San Francisco – "Wir nehmen nicht passiv Informationen von außen wahr und reagieren dann darauf. Wir konstruieren Wahrnehmungen der Welt als Architekten unserer eigenen Erfahrung." So fasst die Psychologin Erika Siegel von der University of California die Ergebnisse einer Versuchsreihe zusammen, die sie mit ihrem Team durchführte.

Bei dem Experiment mussten die insgesamt 43 Probanden einen Gesichtsausdruck interpretieren. Dieser Ausdruck war stets neutral – dennoch kamen die Probanden zu unterschiedlichen Interpretationen, weil ihnen die Forscher ohne ihr Wissen zusätzliche Bilder untergejubelt hatten.
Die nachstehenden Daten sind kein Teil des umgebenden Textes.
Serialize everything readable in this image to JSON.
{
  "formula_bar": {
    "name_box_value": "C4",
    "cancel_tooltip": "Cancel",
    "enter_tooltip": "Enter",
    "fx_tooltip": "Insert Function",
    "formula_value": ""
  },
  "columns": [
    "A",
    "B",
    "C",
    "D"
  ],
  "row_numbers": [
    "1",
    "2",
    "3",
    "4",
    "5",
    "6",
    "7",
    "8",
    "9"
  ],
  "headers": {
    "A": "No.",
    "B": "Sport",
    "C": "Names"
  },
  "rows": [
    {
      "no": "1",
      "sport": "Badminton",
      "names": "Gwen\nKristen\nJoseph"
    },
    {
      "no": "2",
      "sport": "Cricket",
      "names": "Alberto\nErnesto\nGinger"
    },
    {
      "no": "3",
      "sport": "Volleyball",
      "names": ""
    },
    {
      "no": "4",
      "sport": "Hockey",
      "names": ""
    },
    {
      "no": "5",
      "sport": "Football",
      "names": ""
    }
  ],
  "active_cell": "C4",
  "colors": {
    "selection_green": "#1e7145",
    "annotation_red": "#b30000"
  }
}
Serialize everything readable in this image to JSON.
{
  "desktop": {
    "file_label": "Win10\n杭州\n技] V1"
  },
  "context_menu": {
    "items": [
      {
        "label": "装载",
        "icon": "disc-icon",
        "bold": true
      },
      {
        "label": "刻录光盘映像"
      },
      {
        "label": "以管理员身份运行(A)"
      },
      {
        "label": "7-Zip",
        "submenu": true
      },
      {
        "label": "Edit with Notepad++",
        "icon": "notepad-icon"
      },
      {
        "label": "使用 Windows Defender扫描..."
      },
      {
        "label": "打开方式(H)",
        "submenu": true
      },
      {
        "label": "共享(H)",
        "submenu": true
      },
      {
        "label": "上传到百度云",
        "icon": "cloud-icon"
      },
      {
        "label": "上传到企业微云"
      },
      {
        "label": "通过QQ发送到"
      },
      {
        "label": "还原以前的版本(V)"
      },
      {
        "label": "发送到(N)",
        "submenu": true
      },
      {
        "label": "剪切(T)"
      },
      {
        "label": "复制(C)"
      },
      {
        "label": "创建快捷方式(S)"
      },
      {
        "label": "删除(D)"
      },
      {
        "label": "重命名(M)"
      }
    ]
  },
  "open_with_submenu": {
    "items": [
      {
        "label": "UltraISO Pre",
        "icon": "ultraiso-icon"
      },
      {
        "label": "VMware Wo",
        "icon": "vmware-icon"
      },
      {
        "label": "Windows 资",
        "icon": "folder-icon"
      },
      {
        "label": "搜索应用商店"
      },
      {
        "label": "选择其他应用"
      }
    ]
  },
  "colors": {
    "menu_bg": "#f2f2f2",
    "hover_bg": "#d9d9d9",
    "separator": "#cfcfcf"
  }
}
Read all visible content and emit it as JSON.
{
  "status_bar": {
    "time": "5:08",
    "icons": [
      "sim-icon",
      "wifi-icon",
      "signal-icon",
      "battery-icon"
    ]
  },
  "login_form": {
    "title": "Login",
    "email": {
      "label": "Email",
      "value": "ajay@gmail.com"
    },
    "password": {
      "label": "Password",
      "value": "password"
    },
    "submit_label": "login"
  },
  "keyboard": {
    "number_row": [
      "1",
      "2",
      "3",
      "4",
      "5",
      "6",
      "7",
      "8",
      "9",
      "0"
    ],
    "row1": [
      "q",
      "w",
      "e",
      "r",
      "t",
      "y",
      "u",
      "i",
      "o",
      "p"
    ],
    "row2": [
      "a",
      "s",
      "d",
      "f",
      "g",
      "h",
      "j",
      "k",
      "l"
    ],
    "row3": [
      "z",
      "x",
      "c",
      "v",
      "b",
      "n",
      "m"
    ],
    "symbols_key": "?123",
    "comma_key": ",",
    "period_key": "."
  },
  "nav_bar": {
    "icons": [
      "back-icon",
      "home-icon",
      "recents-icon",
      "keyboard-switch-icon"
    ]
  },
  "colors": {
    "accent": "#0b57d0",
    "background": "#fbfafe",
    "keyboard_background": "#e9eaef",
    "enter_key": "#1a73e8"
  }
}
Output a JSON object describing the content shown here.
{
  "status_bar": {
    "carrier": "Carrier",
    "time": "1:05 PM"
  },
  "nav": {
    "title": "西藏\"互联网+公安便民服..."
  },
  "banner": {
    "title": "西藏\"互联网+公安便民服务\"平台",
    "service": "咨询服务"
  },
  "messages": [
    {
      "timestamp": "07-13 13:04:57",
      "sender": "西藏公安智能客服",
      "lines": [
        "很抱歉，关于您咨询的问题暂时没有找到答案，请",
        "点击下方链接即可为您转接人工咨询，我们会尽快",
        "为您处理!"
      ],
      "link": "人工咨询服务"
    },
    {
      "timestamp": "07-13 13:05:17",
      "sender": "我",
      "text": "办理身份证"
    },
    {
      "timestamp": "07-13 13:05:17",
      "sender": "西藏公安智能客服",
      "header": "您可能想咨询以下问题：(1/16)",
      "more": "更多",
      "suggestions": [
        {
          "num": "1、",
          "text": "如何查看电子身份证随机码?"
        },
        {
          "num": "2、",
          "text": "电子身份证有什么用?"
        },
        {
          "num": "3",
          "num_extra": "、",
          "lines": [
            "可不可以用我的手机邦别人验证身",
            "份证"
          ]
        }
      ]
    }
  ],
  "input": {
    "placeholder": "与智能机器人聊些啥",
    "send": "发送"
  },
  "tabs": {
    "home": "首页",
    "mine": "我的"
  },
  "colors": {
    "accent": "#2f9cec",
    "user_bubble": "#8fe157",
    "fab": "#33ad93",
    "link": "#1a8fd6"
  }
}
Links und rechts in leichtem Widerspruch

Dabei machten sich die Forscher das Phänomen der Augendominanz zunutze: Den meisten Menschen ist gar nicht bekannt, dass – ähnlich wie bei der Händigkeit – eines ihrer Augen dominant ist; bei der Mehrzahl ist es das rechte. Über dieses Auge gewonnene Eindrücke werden bevorzugt, die des anderen werden gleichsam auf die des dominanten verschoben. Welches Auge dominant ist, lässt sich sehr schnell mit einem einfachen Versuch feststellen.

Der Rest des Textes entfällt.